Key-Frame VO Key-Point Data Fusion
I have a key-point based visual odometry routine which accepts as input an RGB-D frame. Successive image are tracked to each other and a cumulative rotation and translation is maintained. In this current form, significant drift occurs. I intend to transition this routine to make use of key-frames, whereby until some sufficient displacement has occurred to necessitate a new key-frame, new RGB-D frames are tracked to the most recent key-frame. Key-frames should significantly reduce drift and are useful for further processing if so desired (m-frame bundle adjustment, etc.).
My question is pretty fundamental. Assume I have performed tracking (key-point matching and PNP) and have [R|t] for the current frame to the current key-frame. Now, given a key-point pair, one in the key-frame and one in the current frame, each with 3D position and uncertainty/covariance, how can I fuse the new data into the key-frame data? Of course, there are many papers that dance around this and take it for granted, but for someone new to this sort of thing, I am having trouble finding a source that offers a good explanation (this might even come from radar systems).
So, you're trying to update the R|t from current to key frame? Why not just add the correspondence to the set you're using to get the R|t you have so far? Maybe I just don't understand by what you mean when you say "fuse it into the key-frame data". Wouldn't the R|t be the current frame's data because the key-frame is the reference?

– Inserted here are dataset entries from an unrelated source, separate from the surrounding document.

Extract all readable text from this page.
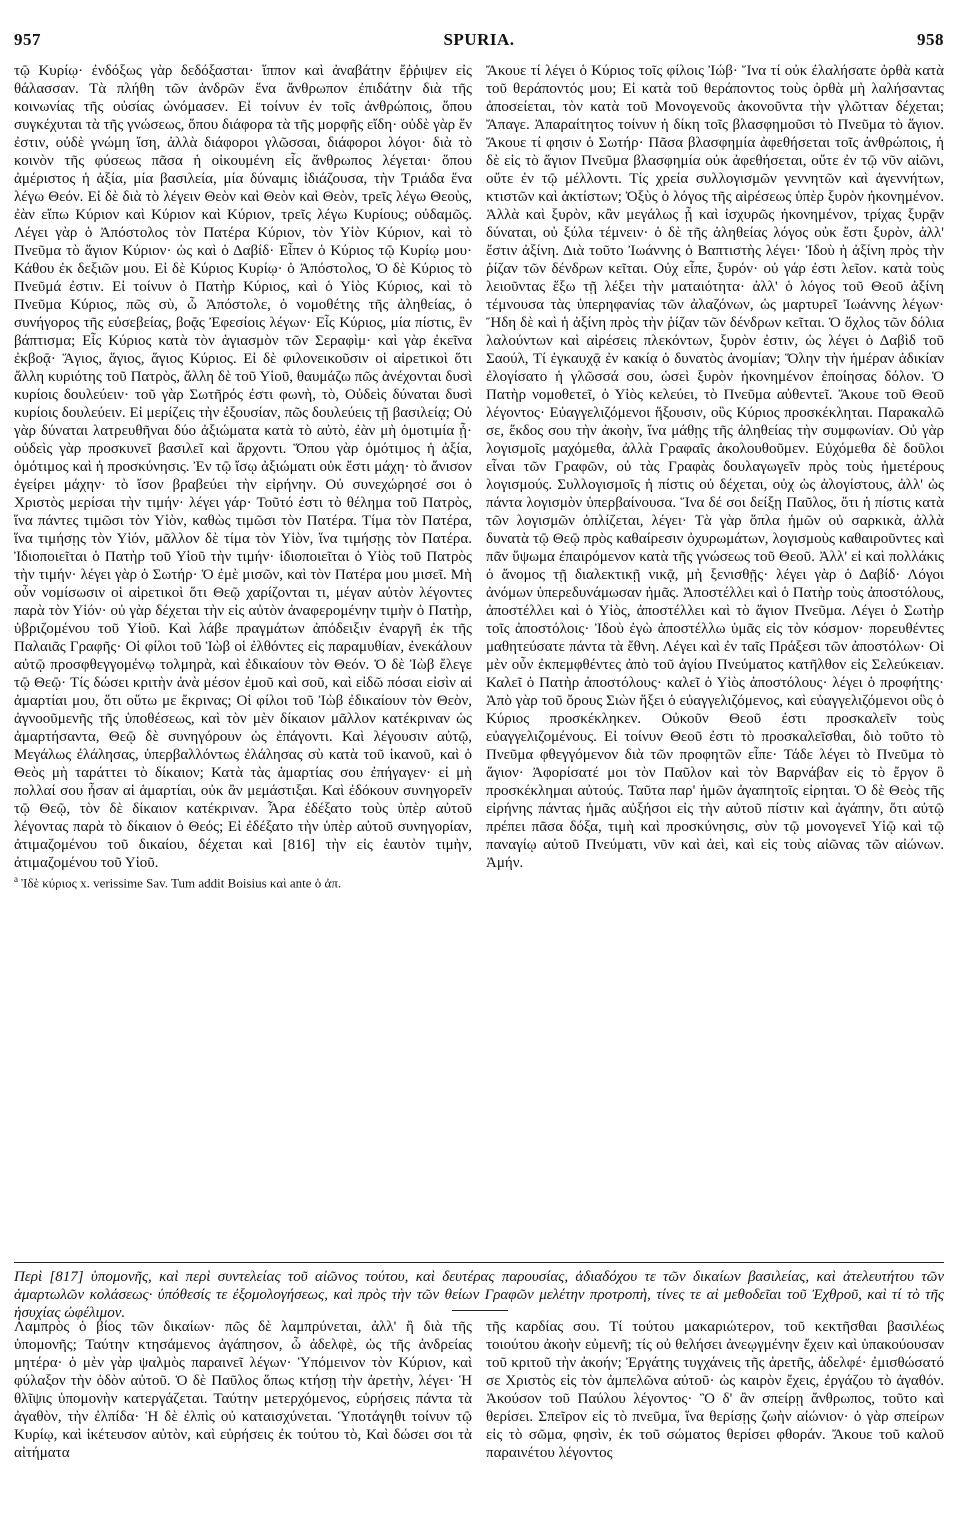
957	SPURIA.	958

τῷ Κυρίῳ· ἐνδόξως γὰρ δεδόξασται· ἵππον καὶ ἀναβάτην ἔῤῥιψεν εἰς θάλασσαν. Τὰ πλήθη τῶν ἀνδρῶν ἕνα ἄνθρωπον ἐπιδάτην διὰ τῆς κοινωνίας τῆς οὐσίας ὠνόμασεν. Εἰ τοίνυν ἐν τοῖς ἀνθρώποις, ὅπου συγκέχυται τὰ τῆς γνώσεως, ὅπου διάφορα τὰ τῆς μορφῆς εἴδη· οὐδὲ γὰρ ἕν ἐστιν, οὐδὲ γνώμη ἴση, ἀλλὰ διάφοροι γλῶσσαι, διάφοροι λόγοι· διὰ τὸ κοινὸν τῆς φύσεως πᾶσα ἡ οἰκουμένη εἷς ἄνθρωπος λέγεται· ὅπου ἀμέριστος ἡ ἀξία, μία βασιλεία, μία δύναμις ἰδιάζουσα, τὴν Τριάδα ἕνα λέγω Θεόν. Εἰ δὲ διὰ τὸ λέγειν Θεὸν καὶ Θεὸν καὶ Θεὸν, τρεῖς λέγω Θεοὺς, ἐὰν εἴπω Κύριον καὶ Κύριον καὶ Κύριον, τρεῖς λέγω Κυρίους; οὐδαμῶς. Λέγει γὰρ ὁ Ἀπόστολος τὸν Πατέρα Κύριον, τὸν Υἱὸν Κύριον, καὶ τὸ Πνεῦμα τὸ ἅγιον Κύριον· ὡς καὶ ὁ Δαβίδ· Εἶπεν ὁ Κύριος τῷ Κυρίῳ μου· Κάθου ἐκ δεξιῶν μου. Εἰ δὲ Κύριος Κυρίῳ· ὁ Ἀπόστολος, Ὁ δὲ Κύριος τὸ Πνεῦμά ἐστιν. Εἰ τοίνυν ὁ Πατὴρ Κύριος, καὶ ὁ Υἱὸς Κύριος, καὶ τὸ Πνεῦμα Κύριος, πῶς σὺ, ὦ Ἀπόστολε, ὁ νομοθέτης τῆς ἀληθείας, ὁ συνήγορος τῆς εὐσεβείας, βοᾷς Ἐφεσίοις λέγων· Εἷς Κύριος, μία πίστις, ἓν βάπτισμα; Εἷς Κύριος κατὰ τὸν ἁγιασμὸν τῶν Σεραφὶμ· καὶ γὰρ ἐκεῖνα ἐκβοᾷ· Ἅγιος, ἅγιος, ἅγιος Κύριος. Εἰ δὲ φιλονεικοῦσιν οἱ αἱρετικοὶ ὅτι ἄλλη κυριότης τοῦ Πατρὸς, ἄλλη δὲ τοῦ Υἱοῦ, θαυμάζω πῶς ἀνέχονται δυσὶ κυρίοις δουλεύειν· τοῦ γὰρ Σωτῆρός ἐστι φωνὴ, τὸ, Οὐδεὶς δύναται δυσὶ κυρίοις δουλεύειν. Εἰ μερίζεις τὴν ἐξουσίαν, πῶς δουλεύεις τῇ βασιλείᾳ; Οὐ γὰρ δύναται λατρευθῆναι δύο ἀξιώματα κατὰ τὸ αὐτὸ, ἐὰν μὴ ὁμοτιμία ᾖ· οὐδεὶς γὰρ προσκυνεῖ βασιλεῖ καὶ ἄρχοντι. Ὅπου γὰρ ὁμότιμος ἡ ἀξία, ὁμότιμος καὶ ἡ προσκύνησις. Ἐν τῷ ἴσῳ ἀξιώματι οὐκ ἔστι μάχη· τὸ ἄνισον ἐγείρει μάχην· τὸ ἴσον βραβεύει τὴν εἰρήνην. Οὐ συνεχώρησέ σοι ὁ Χριστὸς μερίσαι τὴν τιμήν· λέγει γάρ· Τοῦτό ἐστι τὸ θέλημα τοῦ Πατρὸς, ἵνα πάντες τιμῶσι τὸν Υἱὸν, καθὼς τιμῶσι τὸν Πατέρα. Τίμα τὸν Πατέρα, ἵνα τιμήσῃς τὸν Υἱόν, μᾶλλον δὲ τίμα τὸν Υἱὸν, ἵνα τιμήσῃς τὸν Πατέρα. Ἰδιοποιεῖται ὁ Πατὴρ τοῦ Υἱοῦ τὴν τιμήν· ἰδιοποιεῖται ὁ Υἱὸς τοῦ Πατρὸς τὴν τιμήν· λέγει γὰρ ὁ Σωτήρ· Ὁ ἐμὲ μισῶν, καὶ τὸν Πατέρα μου μισεῖ. Μὴ οὖν νομίσωσιν οἱ αἱρετικοὶ ὅτι Θεῷ χαρίζονται τι, μέγαν αὐτὸν λέγοντες παρὰ τὸν Υἱόν· οὐ γὰρ δέχεται τὴν εἰς αὐτὸν ἀναφερομένην τιμὴν ὁ Πατὴρ, ὑβριζομένου τοῦ Υἱοῦ. Καὶ λάβε πραγμάτων ἀπόδειξιν ἐναργῆ ἐκ τῆς Παλαιᾶς Γραφῆς· Οἱ φίλοι τοῦ Ἰὼβ οἱ ἐλθόντες εἰς παραμυθίαν, ἐνεκάλουν αὐτῷ προσφθεγγομένῳ τολμηρὰ, καὶ ἐδικαίουν τὸν Θεόν. Ὁ δὲ Ἰὼβ ἔλεγε τῷ Θεῷ· Τίς δώσει κριτὴν ἀνὰ μέσον ἐμοῦ καὶ σοῦ, καὶ εἰδῶ πόσαι εἰσὶν αἱ ἁμαρτίαι μου, ὅτι οὕτω με ἔκρινας; Οἱ φίλοι τοῦ Ἰὼβ ἐδικαίουν τὸν Θεὸν, ἀγνοοῦμενῆς τῆς ὑποθέσεως, καὶ τὸν μὲν δίκαιον μᾶλλον κατέκριναν ὡς ἁμαρτήσαντα, Θεῷ δὲ συνηγόρουν ὡς ἐπάγοντι. Καὶ λέγουσιν αὐτῷ, Μεγάλως ἐλάλησας, ὑπερβαλλόντως ἐλάλησας σὺ κατὰ τοῦ ἱκανοῦ, καὶ ὁ Θεὸς μὴ ταράττει τὸ δίκαιον; Κατὰ τὰς ἁμαρτίας σου ἐπήγαγεν· εἰ μὴ πολλαί σου ἦσαν αἱ ἁμαρτίαι, οὐκ ἂν μεμάστιξαι. Καὶ ἐδόκουν συνηγορεῖν τῷ Θεῷ, τὸν δὲ δίκαιον κατέκριναν. Ἆρα ἐδέξατο τοὺς ὑπὲρ αὐτοῦ λέγοντας παρὰ τὸ δίκαιον ὁ Θεός; Εἰ ἐδέξατο τὴν ὑπὲρ αὐτοῦ συνηγορίαν, ἀτιμαζομένου τοῦ δικαίου, δέχεται καὶ [816] τὴν εἰς ἑαυτὸν τιμὴν, ἀτιμαζομένου τοῦ Υἱοῦ.

$^a$ Ἰδὲ κύριος x. verissime Sav. Tum addit Boisius καὶ ante ὁ ἀπ.

Ἄκουε τί λέγει ὁ Κύριος τοῖς φίλοις Ἰώβ· Ἵνα τί οὐκ ἐλαλήσατε ὀρθὰ κατὰ τοῦ θεράποντός μου; Εἰ κατὰ τοῦ θεράποντος τοὺς ὀρθὰ μὴ λαλήσαντας ἀποσείεται, τὸν κατὰ τοῦ Μονογενοῦς ἀκονοῦντα τὴν γλῶτταν δέχεται; Ἄπαγε. Ἀπαραίτητος τοίνυν ἡ δίκη τοῖς βλασφημοῦσι τὸ Πνεῦμα τὸ ἅγιον. Ἄκουε τί φησιν ὁ Σωτήρ· Πᾶσα βλασφημία ἀφεθήσεται τοῖς ἀνθρώποις, ἡ δὲ εἰς τὸ ἅγιον Πνεῦμα βλασφημία οὐκ ἀφεθήσεται, οὔτε ἐν τῷ νῦν αἰῶνι, οὔτε ἐν τῷ μέλλοντι. Τίς χρεία συλλογισμῶν γεννητῶν καὶ ἀγεννήτων, κτιστῶν καὶ ἀκτίστων; Ὀξὺς ὁ λόγος τῆς αἱρέσεως ὑπὲρ ξυρὸν ἠκονημένον. Ἀλλὰ καὶ ξυρὸν, κἂν μεγάλως ᾖ καὶ ἰσχυρῶς ἠκονημένον, τρίχας ξυρᾷν δύναται, οὐ ξύλα τέμνειν· ὁ δὲ τῆς ἀληθείας λόγος οὐκ ἔστι ξυρὸν, ἀλλ' ἔστιν ἀξίνη. Διὰ τοῦτο Ἰωάννης ὁ Βαπτιστὴς λέγει· Ἰδοὺ ἡ ἀξίνη πρὸς τὴν ῥίζαν τῶν δένδρων κεῖται. Οὐχ εἶπε, ξυρόν· οὐ γάρ ἐστι λεῖον. κατὰ τοὺς λειοῦντας ἔξω τῇ λέξει τὴν ματαιότητα· ἀλλ' ὁ λόγος τοῦ Θεοῦ ἀξίνη τέμνουσα τὰς ὑπερηφανίας τῶν ἀλαζόνων, ὡς μαρτυρεῖ Ἰωάννης λέγων· Ἤδη δὲ καὶ ἡ ἀξίνη πρὸς τὴν ῥίζαν τῶν δένδρων κεῖται. Ὁ ὄχλος τῶν δόλια λαλούντων καὶ αἱρέσεις πλεκόντων, ξυρὸν ἐστιν, ὡς λέγει ὁ Δαβὶδ τοῦ Σαούλ, Τί ἐγκαυχᾷ ἐν κακίᾳ ὁ δυνατὸς ἀνομίαν; Ὅλην τὴν ἡμέραν ἀδικίαν ἐλογίσατο ἡ γλῶσσά σου, ὡσεὶ ξυρὸν ἠκονημένον ἐποίησας δόλον. Ὁ Πατὴρ νομοθετεῖ, ὁ Υἱὸς κελεύει, τὸ Πνεῦμα αὐθεντεῖ. Ἄκουε τοῦ Θεοῦ λέγοντος· Εὐαγγελιζόμενοι ἥξουσιν, οὓς Κύριος προσκέκληται. Παρακαλῶ σε, ἔκδος σου τὴν ἀκοὴν, ἵνα μάθῃς τῆς ἀληθείας τὴν συμφωνίαν. Οὐ γὰρ λογισμοῖς μαχόμεθα, ἀλλὰ Γραφαῖς ἀκολουθοῦμεν. Εὐχόμεθα δὲ δοῦλοι εἶναι τῶν Γραφῶν, οὐ τὰς Γραφὰς δουλαγωγεῖν πρὸς τοὺς ἡμετέρους λογισμούς. Συλλογισμοῖς ἡ πίστις οὐ δέχεται, οὐχ ὡς ἀλογίστους, ἀλλ' ὡς πάντα λογισμὸν ὑπερβαίνουσα. Ἵνα δέ σοι δείξῃ Παῦλος, ὅτι ἡ πίστις κατὰ τῶν λογισμῶν ὁπλίζεται, λέγει· Τὰ γὰρ ὅπλα ἡμῶν οὐ σαρκικὰ, ἀλλὰ δυνατὰ τῷ Θεῷ πρὸς καθαίρεσιν ὀχυρωμάτων, λογισμοὺς καθαιροῦντες καὶ πᾶν ὕψωμα ἐπαιρόμενον κατὰ τῆς γνώσεως τοῦ Θεοῦ. Ἀλλ' εἰ καὶ πολλάκις ὁ ἄνομος τῇ διαλεκτικῇ νικᾷ, μὴ ξενισθῇς· λέγει γὰρ ὁ Δαβίδ· Λόγοι ἀνόμων ὑπερεδυνάμωσαν ἡμᾶς. Ἀποστέλλει καὶ ὁ Πατὴρ τοὺς ἀποστόλους, ἀποστέλλει καὶ ὁ Υἱὸς, ἀποστέλλει καὶ τὸ ἅγιον Πνεῦμα. Λέγει ὁ Σωτὴρ τοῖς ἀποστόλοις· Ἰδοὺ ἐγὼ ἀποστέλλω ὑμᾶς εἰς τὸν κόσμον· πορευθέντες μαθητεύσατε πάντα τὰ ἔθνη. Λέγει καὶ ἐν ταῖς Πράξεσι τῶν ἀποστόλων· Οἱ μὲν οὖν ἐκπεμφθέντες ἀπὸ τοῦ ἁγίου Πνεύματος κατῆλθον εἰς Σελεύκειαν. Καλεῖ ὁ Πατὴρ ἀποστόλους· καλεῖ ὁ Υἱὸς ἀποστόλους· λέγει ὁ προφήτης· Ἀπὸ γὰρ τοῦ ὄρους Σιὼν ἥξει ὁ εὐαγγελιζόμενος, καὶ εὐαγγελιζόμενοι οὓς ὁ Κύριος προσκέκληκεν. Οὐκοῦν Θεοῦ ἐστι προσκαλεῖν τοὺς εὐαγγελιζομένους. Εἰ τοίνυν Θεοῦ ἐστι τὸ προσκαλεῖσθαι, διὸ τοῦτο τὸ Πνεῦμα φθεγγόμενον διὰ τῶν προφητῶν εἶπε· Τάδε λέγει τὸ Πνεῦμα τὸ ἅγιον· Ἀφορίσατέ μοι τὸν Παῦλον καὶ τὸν Βαρνάβαν εἰς τὸ ἔργον ὃ προσκέκλημαι αὐτούς. Ταῦτα παρ' ἡμῶν ἀγαπητοῖς εἰρηται. Ὁ δὲ Θεὸς τῆς εἰρήνης πάντας ἡμᾶς αὐξήσοι εἰς τὴν αὐτοῦ πίστιν καὶ ἀγάπην, ὅτι αὐτῷ πρέπει πᾶσα δόξα, τιμὴ καὶ προσκύνησις, σὺν τῷ μονογενεῖ Υἱῷ καὶ τῷ παναγίῳ αὐτοῦ Πνεύματι, νῦν καὶ ἀεὶ, καὶ εἰς τοὺς αἰῶνας τῶν αἰώνων. Ἀμήν.

Περὶ [817] ὑπομονῆς, καὶ περὶ συντελείας τοῦ αἰῶνος τούτου, καὶ δευτέρας παρουσίας, ἀδιαδόχου τε τῶν δικαίων βασιλείας, καὶ ἀτελευτήτου τῶν ἁμαρτωλῶν κολάσεως· ὑπόθεσίς τε ἐξομολογήσεως, καὶ πρὸς τὴν τῶν θείων Γραφῶν μελέτην προτροπὴ, τίνες τε αἱ μεθοδεῖαι τοῦ Ἐχθροῦ, καὶ τί τὸ τῆς ἡσυχίας ὠφέλιμον.

Λαμπρὸς ὁ βίος τῶν δικαίων· πῶς δὲ λαμπρύνεται, ἀλλ' ἢ διὰ τῆς ὑπομονῆς; Ταύτην κτησάμενος ἀγάπησον, ὦ ἀδελφὲ, ὡς τῆς ἀνδρείας μητέρα· ὁ μὲν γὰρ ψαλμὸς παραινεῖ λέγων· Ὑπόμεινον τὸν Κύριον, καὶ φύλαξον τὴν ὁδὸν αὐτοῦ. Ὁ δὲ Παῦλος ὅπως κτήσῃ τὴν ἀρετὴν, λέγει· Ἡ θλῖψις ὑπομονὴν κατεργάζεται. Ταύτην μετερχόμενος, εὑρήσεις πάντα τὰ ἀγαθὸν, τὴν ἐλπίδα· Ἡ δὲ ἐλπὶς οὐ καταισχύνεται. Ὑποτάγηθι τοίνυν τῷ Κυρίῳ, καὶ ἱκέτευσον αὐτὸν, καὶ εὑρήσεις ἐκ τούτου τὸ, Καὶ δώσει σοι τὰ αἰτήματα

τῆς καρδίας σου. Τί τούτου μακαριώτερον, τοῦ κεκτῆσθαι βασιλέως τοιούτου ἀκοὴν εὐμενῆ; τίς οὐ θελήσει ἀνεῳγμένην ἔχειν καὶ ὑπακούουσαν τοῦ κριτοῦ τὴν ἀκοήν; Ἐργάτης τυγχάνεις τῆς ἀρετῆς, ἀδελφέ· ἐμισθώσατό σε Χριστὸς εἰς τὸν ἀμπελῶνα αὐτοῦ· ὡς καιρὸν ἔχεις, ἐργάζου τὸ ἀγαθόν. Ἀκούσον τοῦ Παύλου λέγοντος· Ὃ δ' ἂν σπείρῃ ἄνθρωπος, τοῦτο καὶ θερίσει. Σπεῖρον εἰς τὸ πνεῦμα, ἵνα θερίσῃς ζωὴν αἰώνιον· ὁ γὰρ σπείρων εἰς τὸ σῶμα, φησὶν, ἐκ τοῦ σώματος θερίσει φθοράν. Ἄκουε τοῦ καλοῦ παραινέτου λέγοντος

By fuse, I mean to fuse the estimated position and uncertainty of the current keypoint into its corresponding keypoint in the keyframe. The fused measurement then reflects the most probable position and the combined uncertainty of all fused measurements to that keypoint. I would expect this to mean that as multiple frames are tracked to a single keyframe, the uncertainty in the position of the keypoints would decrease and the estimated locations would more closely resemble their true positions.